The Sochi Games (aka the Putin Olympics) have ended. How should they be assessed? Harvard Business School professor Emeritus Stephen A. Greyser, an expert in marketing and communications who has studied the business of sports for decades, offers his post-Games commentary and analysis.
For Russia and the International Olympic Committee (IOC), a safe experience in Sochi was the most important legacy. For Russia, add outstanding medal-winning performances, greatly expanded resort facilities for potential future tourism (albeit facilities inconvenient to reach), and national pride bolstered not only by an impressive array of Russian athletes (the disappointment of the hockey team’s elimination notwithstanding) but the successful staging of the country’s first Olympics since the 1980 Games in Moscow (boycotted by the United States and many of its allies).
Alas, not everything went smoothly -- the costs ($51 billion) were bloated, some hotels were not fully ready at the start, the snow competition sites were at less than Alpine firmness, and most significantly, the human rights issues that dominated much discussion during the months preceding the competition sustained a negative image for Russia and Putin – an image exacerbated by the events in Ukraine not long after the light of the Olympic torch went out. Looking ahead, the public investment in prospective new housing and transportation in Sochi will likely be of little benefit to the average Russian, unlike the London Olympic experience, where part of that city benefited significantly from development projects associated with the Games. And unlike after the Beijing Games, important new business relationships and development in collaboration with western companies will be at best a modest consequence for Russia.
Where Were the US Star Athletes?
In a departure from most Olympic scenarios, few US stars emerged to gain viewership for NBC’s networks and endorsement gold for themselves.

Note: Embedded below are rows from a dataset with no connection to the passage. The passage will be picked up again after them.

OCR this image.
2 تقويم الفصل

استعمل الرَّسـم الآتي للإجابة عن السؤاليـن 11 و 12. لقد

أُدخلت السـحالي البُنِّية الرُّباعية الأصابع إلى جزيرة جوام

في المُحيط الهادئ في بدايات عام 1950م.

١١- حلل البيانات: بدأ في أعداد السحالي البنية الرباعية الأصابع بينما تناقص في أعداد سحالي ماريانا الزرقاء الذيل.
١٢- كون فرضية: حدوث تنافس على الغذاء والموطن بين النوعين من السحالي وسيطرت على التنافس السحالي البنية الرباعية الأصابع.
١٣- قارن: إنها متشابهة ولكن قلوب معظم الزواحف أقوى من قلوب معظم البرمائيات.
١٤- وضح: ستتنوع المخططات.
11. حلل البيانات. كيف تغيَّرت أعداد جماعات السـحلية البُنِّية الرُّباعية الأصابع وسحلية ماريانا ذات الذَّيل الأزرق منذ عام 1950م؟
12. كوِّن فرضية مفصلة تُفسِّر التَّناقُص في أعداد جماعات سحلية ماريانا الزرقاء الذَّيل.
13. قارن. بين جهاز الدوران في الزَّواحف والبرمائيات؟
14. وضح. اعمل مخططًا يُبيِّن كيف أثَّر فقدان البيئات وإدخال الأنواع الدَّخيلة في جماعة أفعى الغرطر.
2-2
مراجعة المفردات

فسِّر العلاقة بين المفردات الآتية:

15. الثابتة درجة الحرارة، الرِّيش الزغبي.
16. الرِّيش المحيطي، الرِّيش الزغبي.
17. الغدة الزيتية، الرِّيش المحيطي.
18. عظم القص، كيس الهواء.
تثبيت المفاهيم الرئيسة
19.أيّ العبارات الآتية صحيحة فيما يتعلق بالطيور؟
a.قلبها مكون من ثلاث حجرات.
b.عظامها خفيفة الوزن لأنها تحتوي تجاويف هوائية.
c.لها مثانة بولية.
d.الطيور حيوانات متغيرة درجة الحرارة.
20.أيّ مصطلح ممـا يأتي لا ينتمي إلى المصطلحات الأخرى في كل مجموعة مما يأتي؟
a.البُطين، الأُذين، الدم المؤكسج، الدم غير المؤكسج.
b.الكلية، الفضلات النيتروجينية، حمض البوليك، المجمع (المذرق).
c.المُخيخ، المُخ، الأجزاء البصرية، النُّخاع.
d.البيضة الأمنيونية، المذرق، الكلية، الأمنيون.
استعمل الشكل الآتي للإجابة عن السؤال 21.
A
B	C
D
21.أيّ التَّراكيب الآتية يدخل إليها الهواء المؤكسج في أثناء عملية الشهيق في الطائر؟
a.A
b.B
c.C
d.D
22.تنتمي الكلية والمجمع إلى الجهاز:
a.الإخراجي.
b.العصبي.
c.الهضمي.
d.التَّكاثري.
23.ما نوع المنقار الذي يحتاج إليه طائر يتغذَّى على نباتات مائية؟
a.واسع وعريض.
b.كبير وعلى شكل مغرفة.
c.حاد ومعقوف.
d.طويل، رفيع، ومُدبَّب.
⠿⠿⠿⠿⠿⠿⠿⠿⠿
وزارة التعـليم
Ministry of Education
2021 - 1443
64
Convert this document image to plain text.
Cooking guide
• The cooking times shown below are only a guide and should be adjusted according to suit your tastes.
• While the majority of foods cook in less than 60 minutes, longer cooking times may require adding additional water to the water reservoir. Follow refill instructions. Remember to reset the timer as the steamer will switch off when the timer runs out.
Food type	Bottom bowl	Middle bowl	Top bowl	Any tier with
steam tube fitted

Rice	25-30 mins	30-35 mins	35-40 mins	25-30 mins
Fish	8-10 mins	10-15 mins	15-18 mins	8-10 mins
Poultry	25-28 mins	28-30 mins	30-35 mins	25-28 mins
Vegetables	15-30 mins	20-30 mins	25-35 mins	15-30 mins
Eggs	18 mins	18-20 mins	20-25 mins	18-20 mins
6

Figure skating (the most popular Winter Games sport) generated attractive newcomers such as Gracie Gold (who had two visible major endorsements with VISA and Procter & Gamble, with undoubtedly more to come), but only ice dancers Meryl Davis and Charlie White stood atop the podium, and they are said to be retiring. Skier Mikaela Shiffrin, who won slalom gold at age 18 and wants to compete in multiple events four years from now in South Korea, certainly has the potential for significant endorsements. But overall, London’s swimming and gymnastics stars far outshone Sochi’s US performers. In short, several key elements for hitting the endorsement jackpot were not strongly present for US winter competitors – a gold (or at least a medal) performance and participation in a very popular sport. (A third factor, an unblemished personal reputation, was not relevant for these Games.)
NBC – Solid but not Tops
For NBC, average viewership was the highest ever for a non-North American Winter Games, with more than 21 million viewers. But that number was less than for 2010 in Vancouver (24.4 million). Again, the thin ranks of individual star performers in popular events (the winless speed skaters come to mind immediately) was one cause – standout athletes in these events are draws, even when the site is many time zones away, and some people already know the results when the sports are aired in prime time. The experience of London demonstrated that for the US audience, knowing who won – if it was an American – did not diminish the number of prime time viewers, reflecting the power of social media when good news is the topic. People still want to see the competitors in action.
Overall, NBC had many big wins. It dominated the other networks’ offerings, especially on weeknights. Also, via a cascade of promotions in the first week of the Games, it successfully introduced new Tonight show host Jimmy Fallon. Early viewership was aided by the IOC’s addition of several X-Games sports (aimed at drawing younger audiences) and the inclusion of team-figure skating on the first weekend, which showcased top performers in each skating event competing for a group medal.
These Olympics also built viewership for the NBC Sports cable network, NBCSN, which carried live daytime figure skating and hockey games. Most significantly for future Olympics (and other events held many time zones away), live streaming generated record simultaneous viewership – led by 2.1 million for the US-Canada men’s hockey game and 1.2 million for the US-Canada women’s final. Data from the London Games showed that individual hours of viewership increase meaningfully with the use of mobile and other platforms beyond the TV set.
Time zone distance will remain a big problem for NBC in the 2018 games in South Korea. But at this point NBC is not looking ahead that far. Its full-page “Gold and Glory” thank-you ads presaged its next set of big Olympic moments: “We’ll see you in Rio 2016,” where the mere two-hour time difference, at least for the East Coast, will be much more felicitous for prime-time viewing.
The IOC, however, has some worries. Concerns have already arisen regarding the 2016 Rio Summer Games (and Brazil’s 2014 World Cup) – public protests over excessive spending, accidents at construction sites, slow progress in infrastructure preparations, and inflated costs. Granted, the IOC and FIFA, which oversees the World Cup, select host cities intent on broadening the continental reach and geography for their prime events. But still, one might ask why the IOC ignored human rights problems in China and Russia, and why FIFA didn’t worry about the prospect of social unrest in Brazil. The leaders of both bodies might benefit from some soul-searching.